What do Canada, France, Germany and Sweden owe to Afghan women?

(New York) – Canada, France, Germany and Sweden are four of only five countries that claim to have a “feminist foreign policy”. Each of them has also been deeply involved in Afghanistan, where the Taliban’s rollback of women’s rights presents them with a unique challenge.

When the Taliban took control of Afghanistan on August 15, 2021, the consequences for women and girls were brutal and immediate. The Taliban have appointed an all-male cabinet. They abolished the Ministry of Women’s Affairs and gave its building to the restored Ministry of Vice and Virtue. They barred women from most jobs except in the education and health sectors – teaching girls and providing health care to women. They banned girls from secondary education. They prevented women from leaving the country alone and systematically destroyed the system of shelters that existed in the provincial capitals of much of the country. They have issued new rules on how women and girls should dress and behave and are brutally enforcing these rules across the country.

Why are these feminist foreign policy countries failing Afghan women when they need them most?

disconnection

Beginning with Sweden in 2014, a growing list of countries have proclaimed they have a “feminist foreign policy” – although whether or not these countries have such a foreign policy is another matter. What is a feminist foreign policy? According to the Swedish government, a feminist foreign policy “means applying a systematic gender equality perspective across the entire foreign policy agenda”.

If feminist foreign policy does not mean standing up for Afghan women and girls in this crisis, it begs the question of what feminist foreign policy means.

There are pragmatic reasons to pursue a feminist foreign policy. As the former German foreign minister wrote in 2020, “numerous studies show that societies in which women and men are on an equal footing are more secure, stable, peaceful and prosperous”. Feminist foreign policy recognizes that it is impossible to have security when half the population is oppressed and lives in fear, as is currently the case in Afghanistan. Canada’s then-Minister of Foreign Affairs echoed this, noting that a feminist foreign policy “produces tangible and measurable results.” He added that the aim was to remove obstacles to the “full emancipation of women, to their leadership”.

The four countries committed to a feminist foreign policy have sent troops to Afghanistan over the past 20 years. At the end of 2011, when US troop numbers peaked under the Obama administration, Canada had nearly 3,000 troops in Afghanistan, France nearly 4,000, Germany more than 4,000, and Sweden 500. These four countries joined the fight in Afghanistan to help their ally, the United States, in the aftermath of the September 11 attacks. The United States has highlighted the situation of women and girls under the Taliban when deploying troops, and several “feminist foreign policy” countries have also made this connection at some point. In 2010, a Swedish politician said: “Swedish engagement reinforces the commitment to human rights, good governance and the promotion of women’s security, influence and participation. A French communiqué describes the presence of French troops in Afghanistan as “improving the position of women in society”.

It’s time for feminist foreign policy to step up

The international response to the human rights and humanitarian crises unfolding in Afghanistan since August 2021 has been poor. It has lacked urgency and there are few signs of an effective coordinated plan, let alone one that prioritizes protecting the rights of Afghan women and girls. On the contrary, some governments have flattered the Taliban by sending all-male delegations to meet them. The United States, which has played a dominant role in international engagement in Afghanistan for the past 20 years, has appeared uninterested in providing leadership and has damaged its human rights credibility by imposing who helped cause a humanitarian crisis that left 95% of Afghan homes hungry.
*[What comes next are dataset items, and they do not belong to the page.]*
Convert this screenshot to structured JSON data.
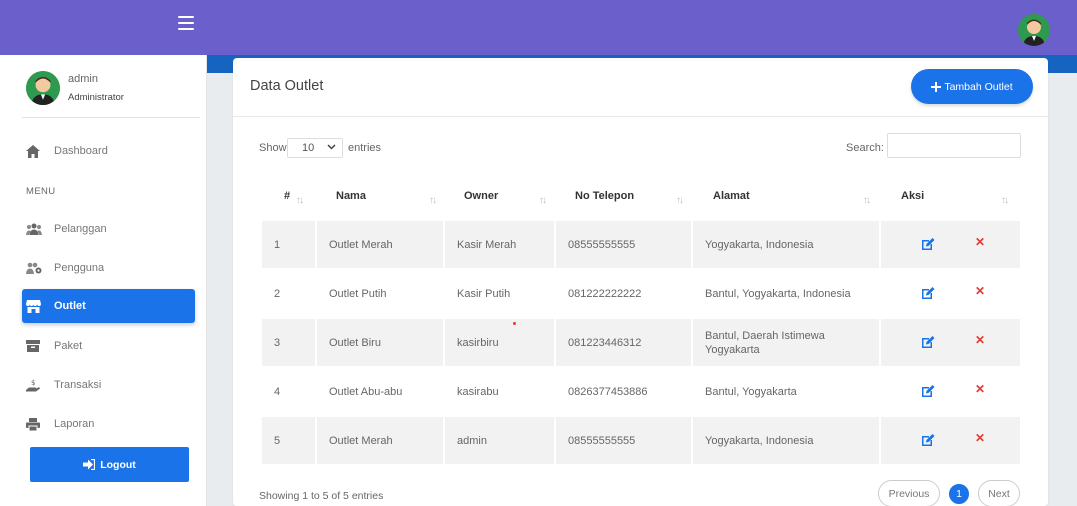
{
  "user": {
    "name": "admin",
    "role": "Administrator"
  },
  "sidebar": {
    "items": [
      {
        "label": "Dashboard",
        "icon": "home-icon"
      },
      {
        "label": "Pelanggan",
        "icon": "users-icon"
      },
      {
        "label": "Pengguna",
        "icon": "user-cog-icon"
      },
      {
        "label": "Outlet",
        "icon": "store-icon",
        "active": true
      },
      {
        "label": "Paket",
        "icon": "box-icon"
      },
      {
        "label": "Transaksi",
        "icon": "hand-coin-icon"
      },
      {
        "label": "Laporan",
        "icon": "printer-icon"
      }
    ],
    "menu_label": "MENU",
    "logout_label": "Logout"
  },
  "page": {
    "title": "Data Outlet",
    "add_button": "Tambah Outlet",
    "show_label": "Show",
    "entries_value": "10",
    "entries_label": "entries",
    "search_label": "Search:",
    "search_value": ""
  },
  "table": {
    "columns": [
      "#",
      "Nama",
      "Owner",
      "No Telepon",
      "Alamat",
      "Aksi"
    ],
    "rows": [
      [
        "1",
        "Outlet Merah",
        "Kasir Merah",
        "08555555555",
        "Yogyakarta, Indonesia"
      ],
      [
        "2",
        "Outlet Putih",
        "Kasir Putih",
        "081222222222",
        "Bantul, Yogyakarta, Indonesia"
      ],
      [
        "3",
        "Outlet Biru",
        "kasirbiru",
        "081223446312",
        "Bantul, Daerah Istimewa Yogyakarta"
      ],
      [
        "4",
        "Outlet Abu-abu",
        "kasirabu",
        "0826377453886",
        "Bantul, Yogyakarta"
      ],
      [
        "5",
        "Outlet Merah",
        "admin",
        "08555555555",
        "Yogyakarta, Indonesia"
      ]
    ]
  },
  "footer": {
    "info": "Showing 1 to 5 of 5 entries",
    "previous": "Previous",
    "current_page": "1",
    "next": "Next"
  },
  "colors": {
    "topbar": "#6a5fcb",
    "primary": "#1a73e8",
    "delete": "#e53935",
    "accent_strip": "#1565c0"
  }
}
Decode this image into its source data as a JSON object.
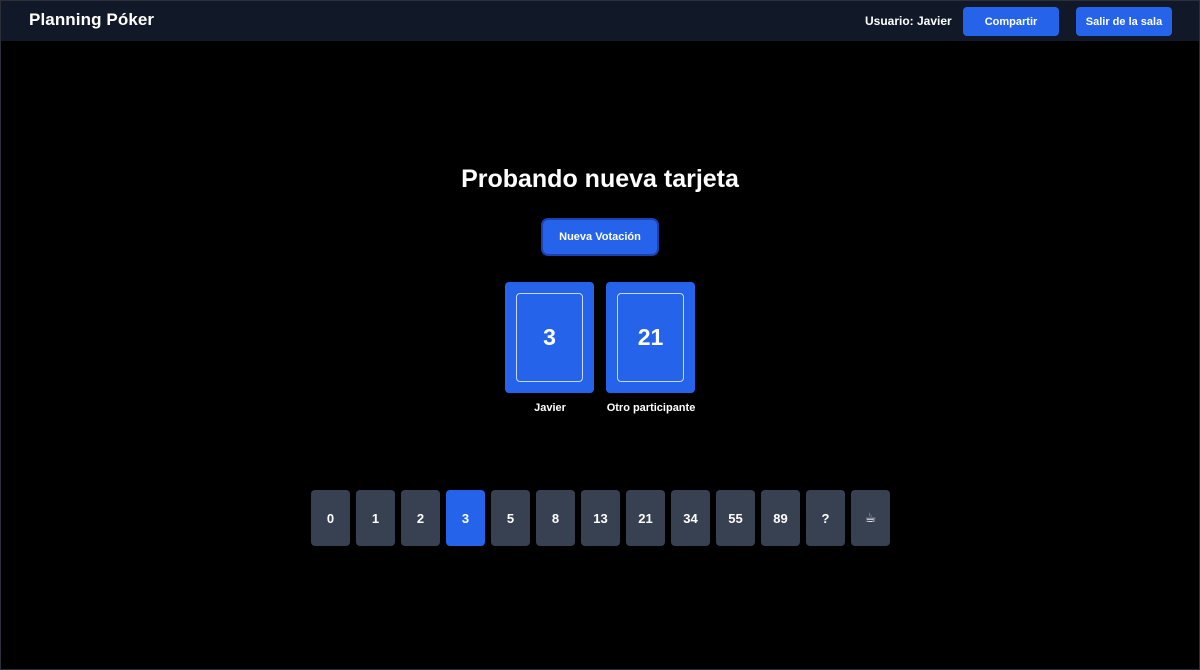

Other leadership is urgently needed, and countries committed to a feminist foreign policy should come together to provide it. Afghanistan today is a women’s rights crisis like no other. Women in every country have yet to fight for equality, and rollbacks to women’s rights are happening in many places – including brutal sexual violence in Ethiopia, moves to ban abortion in the United States, an election in South Korea where candidates battled to attract “anti-feminists” and attacks on women’s rights activists in Poland. But nowhere did we see the massive intentional destruction of women’s rights and girls that is going on in Afghanistan right now under the misogynistic eye of the Taliban Correction – the last time we saw such devastation of women’s rights was between 1996 and 2001 when the Taliban were in power. power for the last time.

Together, Canada, France, Germany and Sweden should develop a concrete strategy on how the international community can uphold the rights of Afghan women and girls and lead efforts to end the widespread abuses they face. once again under the Taliban. Second, they should involve as many other countries as possible in this effort. We see by observing the Taliban that they react to international pressure; governments around the world can and should pressure them to respect women’s rights, and such pressure will be more effective if it is coordinated.

If feminist foreign policy does not mean standing up for Afghan women and girls in this crisis, it begs the question of what feminist foreign policy means – and risks the conclusion: not much. Countries committed to a feminist foreign policy owe it to Afghan women to lead a vigorous response to the attack on their rights.